Merry Christmas from RYM! We hope these resources bless your church and families during this Advent season. These resources are FREE for you to use and enjoy.
This FREE 6-week Advent study is meant to be an exposition and exploration of this “good news of great joy.” It is an introductory study, hence the title “Advent 101.” It is aimed at middle school and high school students, though I’ve personally taught it to adults as well. You know your church and your students best, so feel free to tailor this material to find the best fit.
RYM Worship is releasing Songs of Advent every Tuesday through December 22nd on YouTube. These songs will be released on Spotify soon thereafter.
“O Come, O Come Emmanuel” is an ancient hymn originating from Christian monasteries over 1200 years ago. It’s also one of the most earnest and beautiful songs of advent ever written. The word “advent” comes from the Latin word which means “arrival,” and this well-known Christmas hymn does an amazing job of putting the singer in two places at once in expectation of an arrival. On one hand, we sing from the perspective of the Old Testament Israelites, pleading for the advent of the Messiah to come and ransom us from our captivity and bring us home to our promised land. On the other hand, we sing as we are right now, awaiting the arrival of our blessed Jesus to come back and dwell with us in the New Heavens and New Earth. We wait for our God to come and be with us again, Emmanuel in the flesh.
It’s been said that Christians live in between two different advents.
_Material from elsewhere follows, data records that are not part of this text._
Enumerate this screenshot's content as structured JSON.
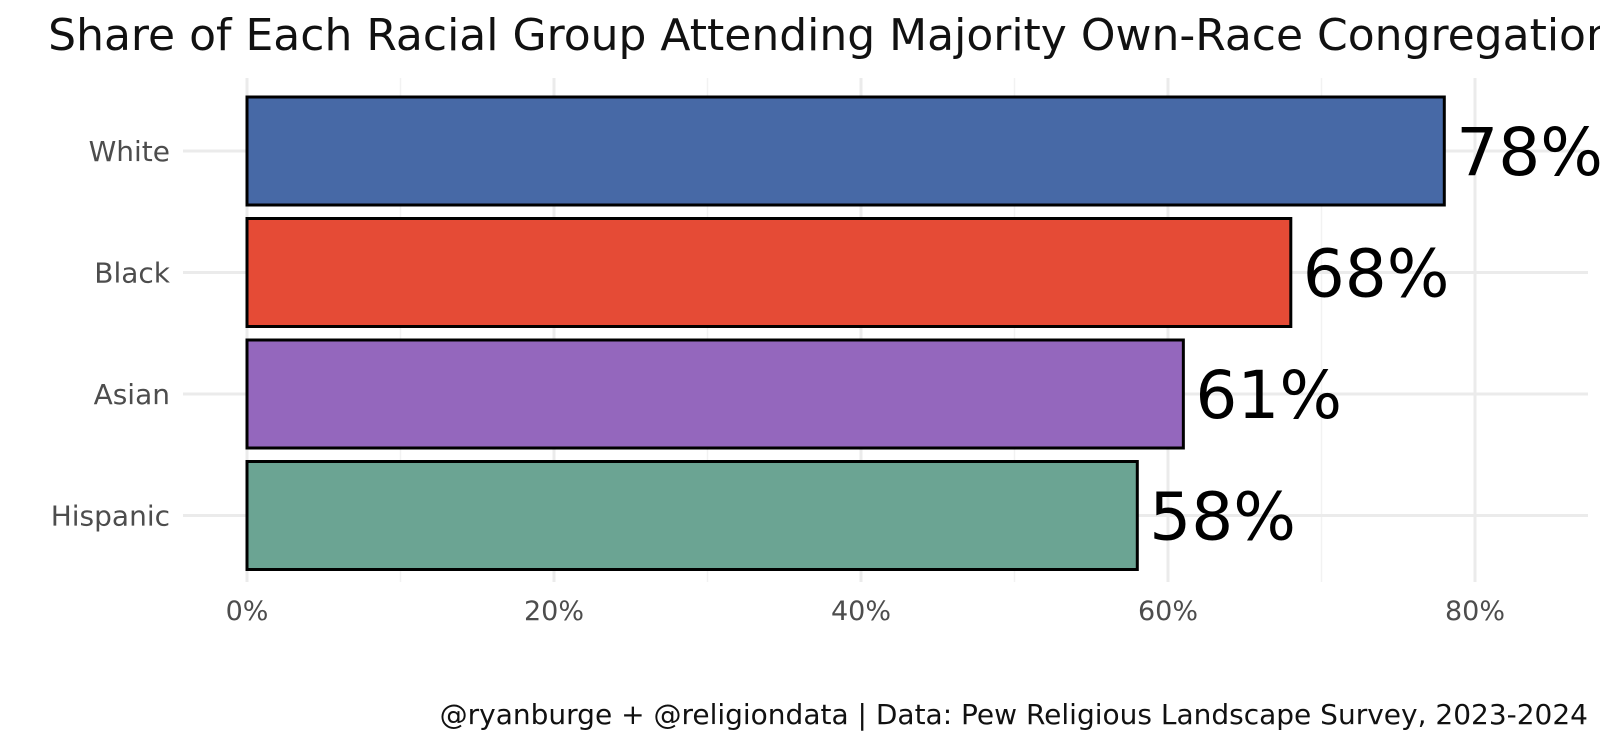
{
  "chart_data": {
    "type": "bar",
    "orientation": "horizontal",
    "title": "Share of Each Racial Group Attending Majority Own-Race Congregation",
    "categories": [
      "White",
      "Black",
      "Asian",
      "Hispanic"
    ],
    "values": [
      78,
      68,
      61,
      58
    ],
    "value_labels": [
      "78%",
      "68%",
      "61%",
      "58%"
    ],
    "colors": [
      "#4769a6",
      "#e54b36",
      "#9467bd",
      "#6ba493"
    ],
    "xlim": [
      0,
      87
    ],
    "xticks": [
      0,
      20,
      40,
      60,
      80
    ],
    "xtick_labels": [
      "0%",
      "20%",
      "40%",
      "60%",
      "80%"
    ],
    "xlabel": "",
    "ylabel": "",
    "grid": true,
    "caption": "@ryanburge + @religiondata | Data: Pew Religious Landscape Survey, 2023-2024"
  }
}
Every Christmas, we celebrate the first arrival of our Messiah in the manger while also looking forward to the day when he comes back in glory. This particular advent hymn sets us squarely within that tension of what has often been called the “already/not yet.” We live in a time of rejoicing, for Emmanuel has already come. Yet, we also live in a time of longing as we wait for the Judge of all the earth to return and renew this fallen creation. Both can be true at the same time. Both should be true. And both should be felt this Christmas, of all Christmases, as we look at the grief and turmoil around us while also setting our gaze on the hope that lies both before us and behind.
“How Long” is a new advent song written by Joe Deegan that seemed to fall right in line with how things have felt in 2020 as a whole. The phrase “how long” is repeated constantly throughout the Psalms (Psalm 13:1 - “How long, O Lord? Will you forget me forever? How long will you hide your face from me?”)
Almost every instance of this phrase throughout Scripture is ripe with pleading and longing for God to change circumstances and heal suffering. The interesting part of all this is that God never directly answers the question of “how long” in the Old Testament. In fact, at the end of the OT, God closes the book and shuts the mouths of the prophets for 400 years. For four centuries, he does not speak a word to his people.
And then the Apostle John opens his gospel by saying, “In the beginning was the Word, and the Word was with God, and the Word was God...And the Word became flesh and dwelt among us” (John 1:1, 14).
After 400 years of silence, God finally spoke to his people. And he only spoke one Word. And that one Word became flesh and made his home in the place that his people called home.
For every groaning soul and aching heart, for every tear that’s been shed this year, for every sorrow we’ve endured, for night we’ve cried, “How long,” rest assured, the Lord has answered his people. God has not remained silent.
When someone answers your question with only one word, it’s either because they do not care or because that one word is sufficient. In this case, it’s the latter. In this season of advent, may we all remember that the Word Made Flesh is the only Word our God needed to speak in order to save his people. Jesus is God’s answer to our sin, suffering and sorrow.
“Come Thou Long Expected Jesus,” written by Charles Wesley in 1744, has been a favorite advent hymn of the church for almost three centuries now. Living in England at the time, Wesley took note of the rampant homelessness of orphans and widows in the cities around him, and he longed for someone to bring together the class divide in his country. In his studies, he looked to the Old Testament prophets who also longed for the coming of the Messiah in the midst of their own suffering, and he landed on Haggai 2:7, the inspiration for the hymn - “And I will shake all nations, so that the treasures of all nations shall come in, and I will fill this house with glory, says the Lord of hosts.”
Wesley saw the connection between the first coming of the Messiah that the Old Testament prophets spoke of and the second coming that we ourselves await. He saw the tension of living between two different advents. And he saw the beauty of a baby who was born to deliver his people, not as an orphan, but as the Son of the living God, the ruler of the nations. A baby “born a child, and yet a king.”
This hymn reminds us of the wonder of Christmas while also pointing us to the day when our King returns. There have been many different tunes set to these lyrics over the years, but I wanted to try and capture an arrangement that felt that tension and longing. I wanted something a little bit sad and hopeful and earnest, all at the same time, because I imagine that’s exactly what Charles Wesley felt when he wrote these words. We hope this song is a blessing for you as you round down the craziness of 2020 and find time to remember the coming of the Messiah, the joy of every longing heart.